差別化には自社ならではの強みを明確に打ち出すことが大切です。
ターゲット顧客を絞る
「単身赴任者向け賃貸に特化」「◯◯大学生向けアパート専門」など、ターゲット層を限定するのも戦略の一つです。
扱う物件やエリアを限定
「駅徒歩圏内の物件のみ紹介」「△△町エリア限定で営業」など、網羅より専門性を重視する戦略です。エリアや物件タイプを絞ることで「その分野ならこの会社」というブランドにつながります。
情報発信を洗練させる
物件写真を高品質にして、VR内見動画も取り入れることで、「写真や動画が綺麗な不動産屋」として印象付けられます。スタッフブログやSNSで地域情報を発信するのもおすすめです。
不動産テックを活用
オンライン内見やZoom相談、電子契約など来店不要で完結できるサービスを強化し、「忙しい人でもスムーズに取引できる不動産会社」として差別化します。
リピーターと紹介客を増やす
不動産業は、リピーターや紹介による顧客が事業の安定を左右します。2年目以降は特に、過去のお客様との関係を深めましょう。
大切なのは「お客様との関係は契約成立で終わりではなく、そこから始まる」という考え方です。
一人ひとりを一生涯の顧客と捉え、関係性を築きましょう。
成約後の定期フォロー
賃貸契約なら入居から1ヶ月後、購入契約なら引き渡し後に「困りごとはありませんか?」と連絡してみましょう。
契約1周年時のお礼
取引から1年の節目に感謝のメッセージカードや記念品などを送ると、地域での新たなご縁につながります。
紹介制度の活用
賃貸仲介の場合、友人知人を紹介しやすいよう、紹介特典を設けるのも良いでしょう。
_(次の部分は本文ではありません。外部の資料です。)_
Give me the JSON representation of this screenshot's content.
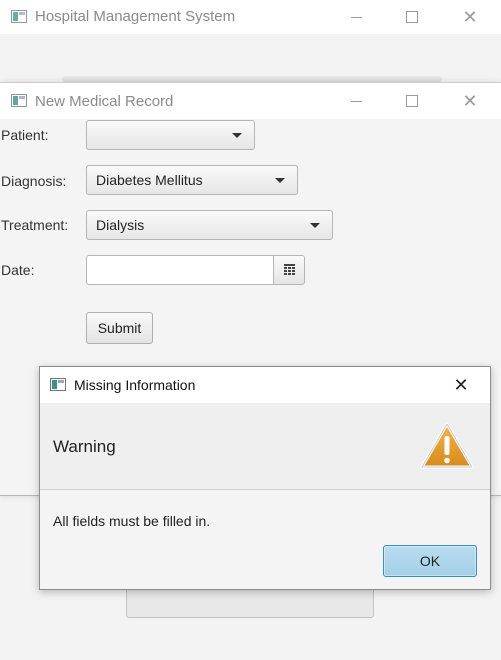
{
  "main_window": {
    "title": "Hospital Management System",
    "controls": {
      "minimize": "—",
      "maximize": "☐",
      "close": "✕"
    }
  },
  "record_window": {
    "title": "New Medical Record",
    "controls": {
      "minimize": "—",
      "maximize": "☐",
      "close": "✕"
    },
    "form": {
      "patient_label": "Patient:",
      "patient_value": "",
      "diagnosis_label": "Diagnosis:",
      "diagnosis_value": "Diabetes Mellitus",
      "treatment_label": "Treatment:",
      "treatment_value": "Dialysis",
      "date_label": "Date:",
      "date_value": "",
      "submit_label": "Submit"
    }
  },
  "alert": {
    "title": "Missing Information",
    "close": "✕",
    "header_text": "Warning",
    "content_text": "All fields must be filled in.",
    "ok_label": "OK",
    "icon": "warning-icon",
    "colors": {
      "warning": "#e3982a",
      "default_button": "#a9d3ea"
    }
  }
}
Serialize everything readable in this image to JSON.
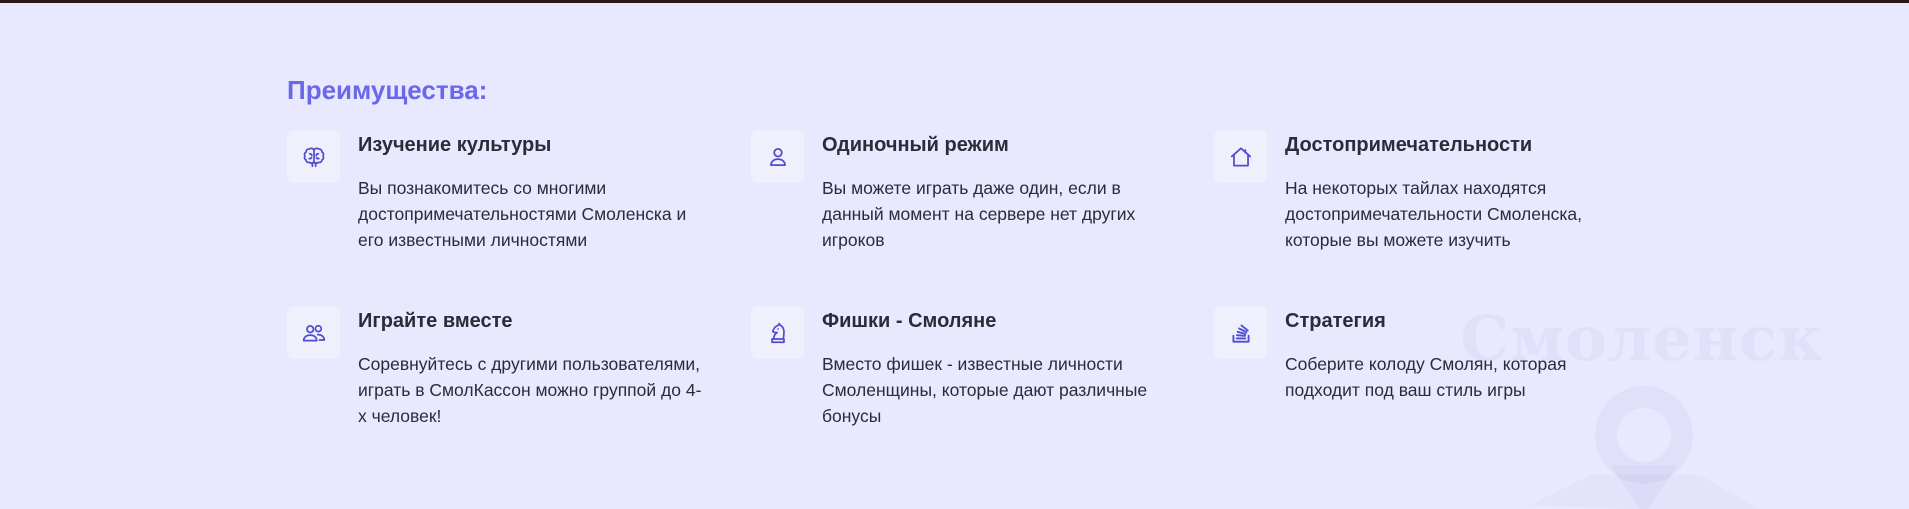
{
  "section": {
    "title": "Преимущества:"
  },
  "watermark": {
    "text": "Смоленск"
  },
  "colors": {
    "background": "#e8e8ff",
    "accent": "#6a68e8",
    "icon": "#4f4cd0",
    "text": "#2b2b3a"
  },
  "features": [
    {
      "icon": "brain-icon",
      "title": "Изучение культуры",
      "desc": "Вы познакомитесь со многими достопримечательностями Смоленска и его известными личностями"
    },
    {
      "icon": "user-icon",
      "title": "Одиночный режим",
      "desc": "Вы можете играть даже один, если в данный момент на сервере нет других игроков"
    },
    {
      "icon": "home-icon",
      "title": "Достопримечательности",
      "desc": "На некоторых тайлах находятся достопримечательности Смоленска, которые вы можете изучить"
    },
    {
      "icon": "users-icon",
      "title": "Играйте вместе",
      "desc": "Соревнуйтесь с другими пользователями, играть в СмолКассон можно группой до 4-х человек!"
    },
    {
      "icon": "chess-knight-icon",
      "title": "Фишки - Смоляне",
      "desc": "Вместо фишек - известные личности Смоленщины, которые дают различные бонусы"
    },
    {
      "icon": "stack-icon",
      "title": "Стратегия",
      "desc": "Соберите колоду Смолян, которая подходит под ваш стиль игры"
    }
  ]
}
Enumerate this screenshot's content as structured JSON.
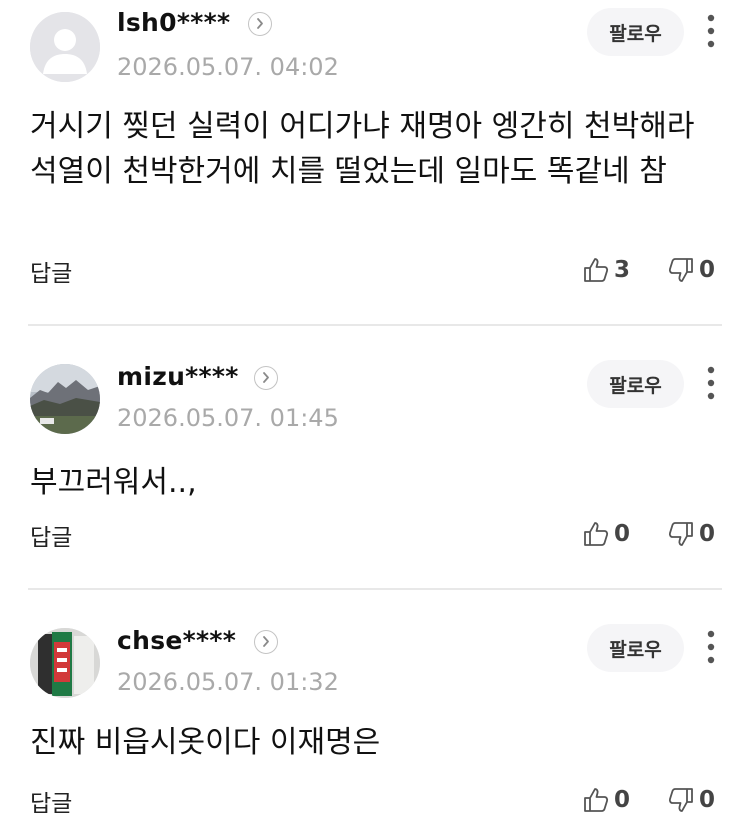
{
  "comments": [
    {
      "username": "lsh0****",
      "timestamp": "2026.05.07. 04:02",
      "follow_label": "팔로우",
      "text": "거시기 찢던 실력이 어디가냐 재명아 엥간히 천박해라 석열이 천박한거에 치를 떨었는데 일마도 똑같네 참",
      "reply_label": "답글",
      "likes": "3",
      "dislikes": "0",
      "avatar": "default-person-icon"
    },
    {
      "username": "mizu****",
      "timestamp": "2026.05.07. 01:45",
      "follow_label": "팔로우",
      "text": "부끄러워서..,",
      "reply_label": "답글",
      "likes": "0",
      "dislikes": "0",
      "avatar": "mountain-photo"
    },
    {
      "username": "chse****",
      "timestamp": "2026.05.07. 01:32",
      "follow_label": "팔로우",
      "text": "진짜 비읍시옷이다 이재명은",
      "reply_label": "답글",
      "likes": "0",
      "dislikes": "0",
      "avatar": "product-photo"
    }
  ],
  "colors": {
    "timestamp": "#a9a9a9",
    "follow_bg": "#f5f5f7",
    "divider": "#e8e8e8"
  }
}
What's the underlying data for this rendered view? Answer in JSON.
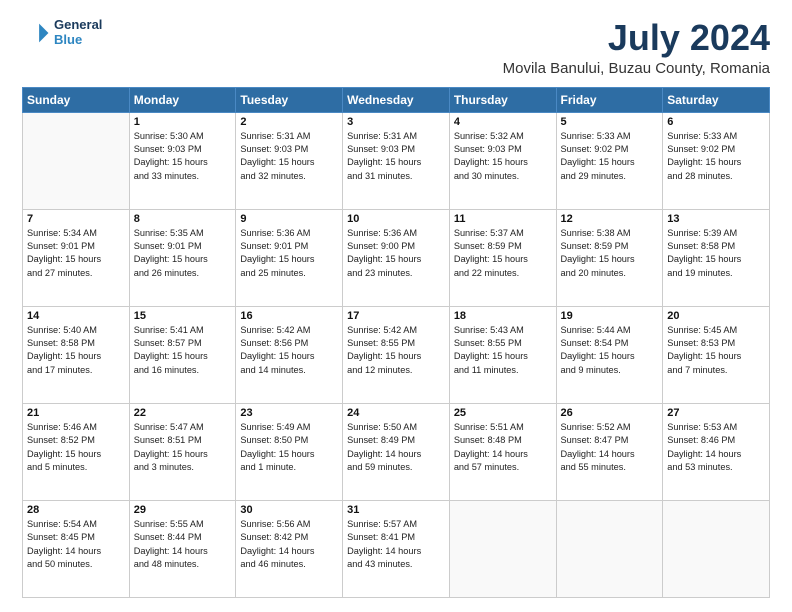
{
  "header": {
    "logo_line1": "General",
    "logo_line2": "Blue",
    "title": "July 2024",
    "subtitle": "Movila Banului, Buzau County, Romania"
  },
  "calendar": {
    "days_of_week": [
      "Sunday",
      "Monday",
      "Tuesday",
      "Wednesday",
      "Thursday",
      "Friday",
      "Saturday"
    ],
    "weeks": [
      [
        {
          "day": "",
          "info": ""
        },
        {
          "day": "1",
          "info": "Sunrise: 5:30 AM\nSunset: 9:03 PM\nDaylight: 15 hours\nand 33 minutes."
        },
        {
          "day": "2",
          "info": "Sunrise: 5:31 AM\nSunset: 9:03 PM\nDaylight: 15 hours\nand 32 minutes."
        },
        {
          "day": "3",
          "info": "Sunrise: 5:31 AM\nSunset: 9:03 PM\nDaylight: 15 hours\nand 31 minutes."
        },
        {
          "day": "4",
          "info": "Sunrise: 5:32 AM\nSunset: 9:03 PM\nDaylight: 15 hours\nand 30 minutes."
        },
        {
          "day": "5",
          "info": "Sunrise: 5:33 AM\nSunset: 9:02 PM\nDaylight: 15 hours\nand 29 minutes."
        },
        {
          "day": "6",
          "info": "Sunrise: 5:33 AM\nSunset: 9:02 PM\nDaylight: 15 hours\nand 28 minutes."
        }
      ],
      [
        {
          "day": "7",
          "info": "Sunrise: 5:34 AM\nSunset: 9:01 PM\nDaylight: 15 hours\nand 27 minutes."
        },
        {
          "day": "8",
          "info": "Sunrise: 5:35 AM\nSunset: 9:01 PM\nDaylight: 15 hours\nand 26 minutes."
        },
        {
          "day": "9",
          "info": "Sunrise: 5:36 AM\nSunset: 9:01 PM\nDaylight: 15 hours\nand 25 minutes."
        },
        {
          "day": "10",
          "info": "Sunrise: 5:36 AM\nSunset: 9:00 PM\nDaylight: 15 hours\nand 23 minutes."
        },
        {
          "day": "11",
          "info": "Sunrise: 5:37 AM\nSunset: 8:59 PM\nDaylight: 15 hours\nand 22 minutes."
        },
        {
          "day": "12",
          "info": "Sunrise: 5:38 AM\nSunset: 8:59 PM\nDaylight: 15 hours\nand 20 minutes."
        },
        {
          "day": "13",
          "info": "Sunrise: 5:39 AM\nSunset: 8:58 PM\nDaylight: 15 hours\nand 19 minutes."
        }
      ],
      [
        {
          "day": "14",
          "info": "Sunrise: 5:40 AM\nSunset: 8:58 PM\nDaylight: 15 hours\nand 17 minutes."
        },
        {
          "day": "15",
          "info": "Sunrise: 5:41 AM\nSunset: 8:57 PM\nDaylight: 15 hours\nand 16 minutes."
        },
        {
          "day": "16",
          "info": "Sunrise: 5:42 AM\nSunset: 8:56 PM\nDaylight: 15 hours\nand 14 minutes."
        },
        {
          "day": "17",
          "info": "Sunrise: 5:42 AM\nSunset: 8:55 PM\nDaylight: 15 hours\nand 12 minutes."
        },
        {
          "day": "18",
          "info": "Sunrise: 5:43 AM\nSunset: 8:55 PM\nDaylight: 15 hours\nand 11 minutes."
        },
        {
          "day": "19",
          "info": "Sunrise: 5:44 AM\nSunset: 8:54 PM\nDaylight: 15 hours\nand 9 minutes."
        },
        {
          "day": "20",
          "info": "Sunrise: 5:45 AM\nSunset: 8:53 PM\nDaylight: 15 hours\nand 7 minutes."
        }
      ],
      [
        {
          "day": "21",
          "info": "Sunrise: 5:46 AM\nSunset: 8:52 PM\nDaylight: 15 hours\nand 5 minutes."
        },
        {
          "day": "22",
          "info": "Sunrise: 5:47 AM\nSunset: 8:51 PM\nDaylight: 15 hours\nand 3 minutes."
        },
        {
          "day": "23",
          "info": "Sunrise: 5:49 AM\nSunset: 8:50 PM\nDaylight: 15 hours\nand 1 minute."
        },
        {
          "day": "24",
          "info": "Sunrise: 5:50 AM\nSunset: 8:49 PM\nDaylight: 14 hours\nand 59 minutes."
        },
        {
          "day": "25",
          "info": "Sunrise: 5:51 AM\nSunset: 8:48 PM\nDaylight: 14 hours\nand 57 minutes."
        },
        {
          "day": "26",
          "info": "Sunrise: 5:52 AM\nSunset: 8:47 PM\nDaylight: 14 hours\nand 55 minutes."
        },
        {
          "day": "27",
          "info": "Sunrise: 5:53 AM\nSunset: 8:46 PM\nDaylight: 14 hours\nand 53 minutes."
        }
      ],
      [
        {
          "day": "28",
          "info": "Sunrise: 5:54 AM\nSunset: 8:45 PM\nDaylight: 14 hours\nand 50 minutes."
        },
        {
          "day": "29",
          "info": "Sunrise: 5:55 AM\nSunset: 8:44 PM\nDaylight: 14 hours\nand 48 minutes."
        },
        {
          "day": "30",
          "info": "Sunrise: 5:56 AM\nSunset: 8:42 PM\nDaylight: 14 hours\nand 46 minutes."
        },
        {
          "day": "31",
          "info": "Sunrise: 5:57 AM\nSunset: 8:41 PM\nDaylight: 14 hours\nand 43 minutes."
        },
        {
          "day": "",
          "info": ""
        },
        {
          "day": "",
          "info": ""
        },
        {
          "day": "",
          "info": ""
        }
      ]
    ]
  }
}
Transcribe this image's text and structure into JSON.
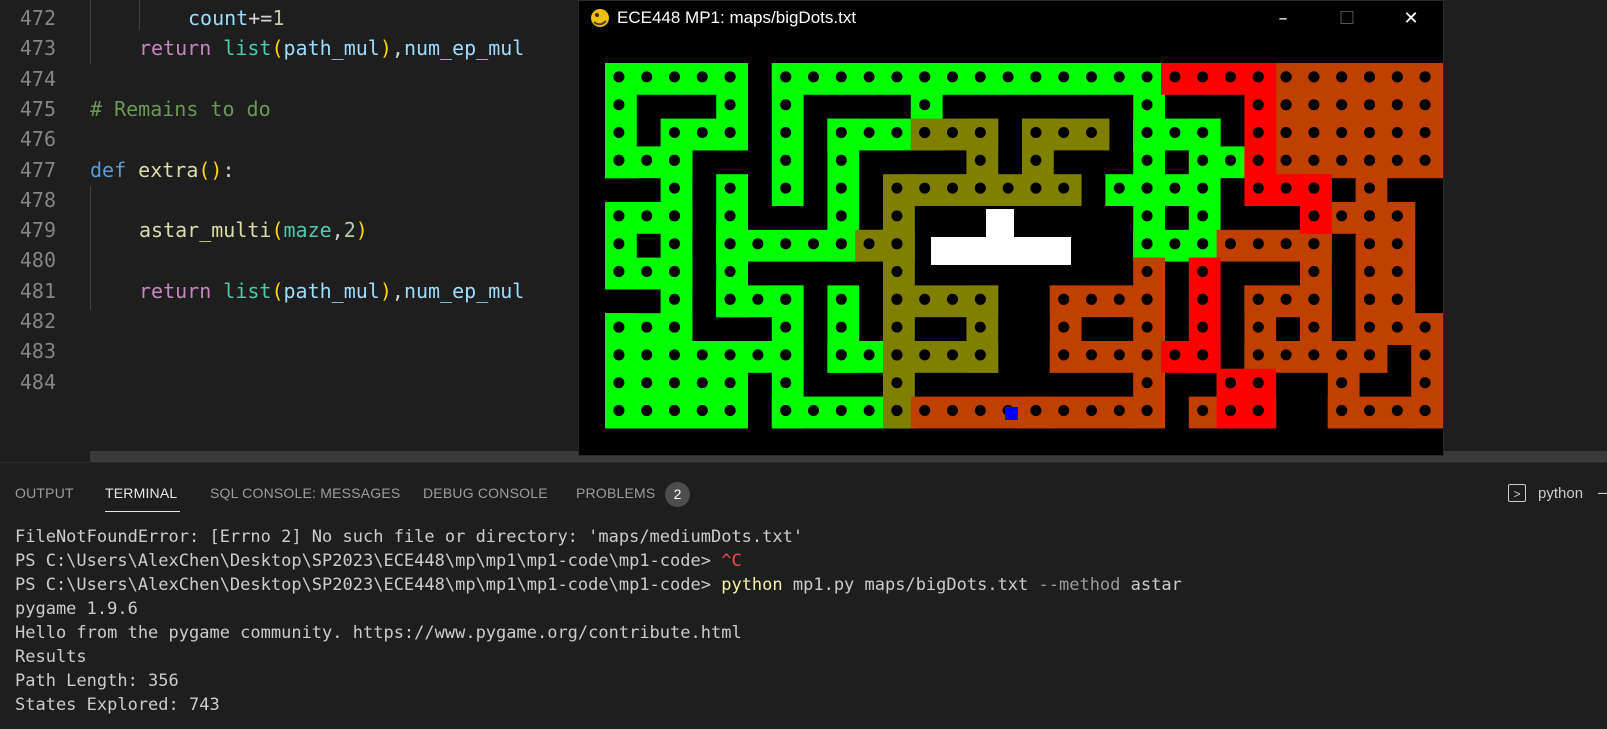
{
  "editor": {
    "lines": [
      {
        "num": "472",
        "indent": 4,
        "tokens": [
          [
            "var",
            "count"
          ],
          [
            "plain",
            "+="
          ],
          [
            "num",
            "1"
          ]
        ]
      },
      {
        "num": "473",
        "indent": 2,
        "tokens": [
          [
            "kw-ret",
            "return"
          ],
          [
            "plain",
            " "
          ],
          [
            "teal",
            "list"
          ],
          [
            "br",
            "("
          ],
          [
            "var",
            "path_mul"
          ],
          [
            "br",
            ")"
          ],
          [
            "plain",
            ","
          ],
          [
            "var",
            "num_ep_mul"
          ]
        ]
      },
      {
        "num": "474",
        "indent": 0,
        "tokens": []
      },
      {
        "num": "475",
        "indent": 0,
        "tokens": [
          [
            "cmt",
            "# Remains to do"
          ]
        ]
      },
      {
        "num": "476",
        "indent": 0,
        "tokens": []
      },
      {
        "num": "477",
        "indent": 0,
        "tokens": [
          [
            "kw-def",
            "def"
          ],
          [
            "plain",
            " "
          ],
          [
            "fn",
            "extra"
          ],
          [
            "br",
            "()"
          ],
          [
            "plain",
            ":"
          ]
        ]
      },
      {
        "num": "478",
        "indent": 0,
        "tokens": []
      },
      {
        "num": "479",
        "indent": 2,
        "tokens": [
          [
            "fn",
            "astar_multi"
          ],
          [
            "br",
            "("
          ],
          [
            "teal",
            "maze"
          ],
          [
            "plain",
            ","
          ],
          [
            "num",
            "2"
          ],
          [
            "br",
            ")"
          ]
        ]
      },
      {
        "num": "480",
        "indent": 0,
        "tokens": []
      },
      {
        "num": "481",
        "indent": 2,
        "tokens": [
          [
            "kw-ret",
            "return"
          ],
          [
            "plain",
            " "
          ],
          [
            "teal",
            "list"
          ],
          [
            "br",
            "("
          ],
          [
            "var",
            "path_mul"
          ],
          [
            "br",
            ")"
          ],
          [
            "plain",
            ","
          ],
          [
            "var",
            "num_ep_mul"
          ]
        ]
      },
      {
        "num": "482",
        "indent": 0,
        "tokens": []
      },
      {
        "num": "483",
        "indent": 0,
        "tokens": []
      },
      {
        "num": "484",
        "indent": 0,
        "tokens": []
      }
    ]
  },
  "game_window": {
    "title": "ECE448 MP1: maps/bigDots.txt",
    "minimize_icon": "minimize-icon",
    "maximize_icon": "maximize-icon",
    "close_icon": "close-icon",
    "colors": {
      "green": "#00ff00",
      "olive": "#7f7f00",
      "orange": "#c04000",
      "red": "#ff0000",
      "agent": "#0000ff",
      "wall": "#000000",
      "dot": "#000000"
    }
  },
  "panel": {
    "tabs": [
      "OUTPUT",
      "TERMINAL",
      "SQL CONSOLE: MESSAGES",
      "DEBUG CONSOLE",
      "PROBLEMS"
    ],
    "active_tab": "TERMINAL",
    "problems_count": "2",
    "terminal_name": "python",
    "terminal_icon": "terminal-icon"
  },
  "terminal": {
    "error_line": "FileNotFoundError: [Errno 2] No such file or directory: 'maps/mediumDots.txt'",
    "prompt": "PS C:\\Users\\AlexChen\\Desktop\\SP2023\\ECE448\\mp\\mp1\\mp1-code\\mp1-code> ",
    "ctrl_c": "^C",
    "cmd_program": "python",
    "cmd_args": " mp1.py maps/bigDots.txt ",
    "cmd_flag": "--method",
    "cmd_value": " astar",
    "out1": "pygame 1.9.6",
    "out2": "Hello from the pygame community. https://www.pygame.org/contribute.html",
    "out3": "Results",
    "out4": "Path Length: 356",
    "out5": "States Explored: 743"
  }
}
大学生のアパートなどで有効です。
広告・販促の効率を見直す
2年目以降は、広告や販促の費用対効果を意識しましょう。
毎月媒体ごとの問い合わせ件数を計測し、広告費1円あたりの反響数や成約数を算出します。
「昨年と同じ媒体に同じ内容でなんとなく広告を出す」という、惰性で広告・販促をしないよう注意しましょう。
コストに見合わない媒体への出稿は、思い切って減らしてみるのもひとつの方法です。
継続的に検証・改善・実践を繰り返し、費用対効果の高い集客に磨きをかけていきましょう。
不動産業開業3年目|仕組み化

次に、不動産業開業3年目に取り組みたい、業務効率化とブランド構築のポイントを解説します。
業務フローを見直し効率化する
3年目は、業務内容の棚卸しをして、効率化できるところはないか見直しましょう。
このタイミングでの仕組みづくりは、将来的なリターンにつながります。
業務棚卸しのポイント
現在の業務をすべて書き出し、各業務の手順をマニュアル化します。その上で、自分以外でもできる業務は積極的に他の人に任せましょう。
業務の整理
物件写真の撮影やチラシ配布、契約書類の準備、経理の一部などは、アルバイトや外部への委託も可能です。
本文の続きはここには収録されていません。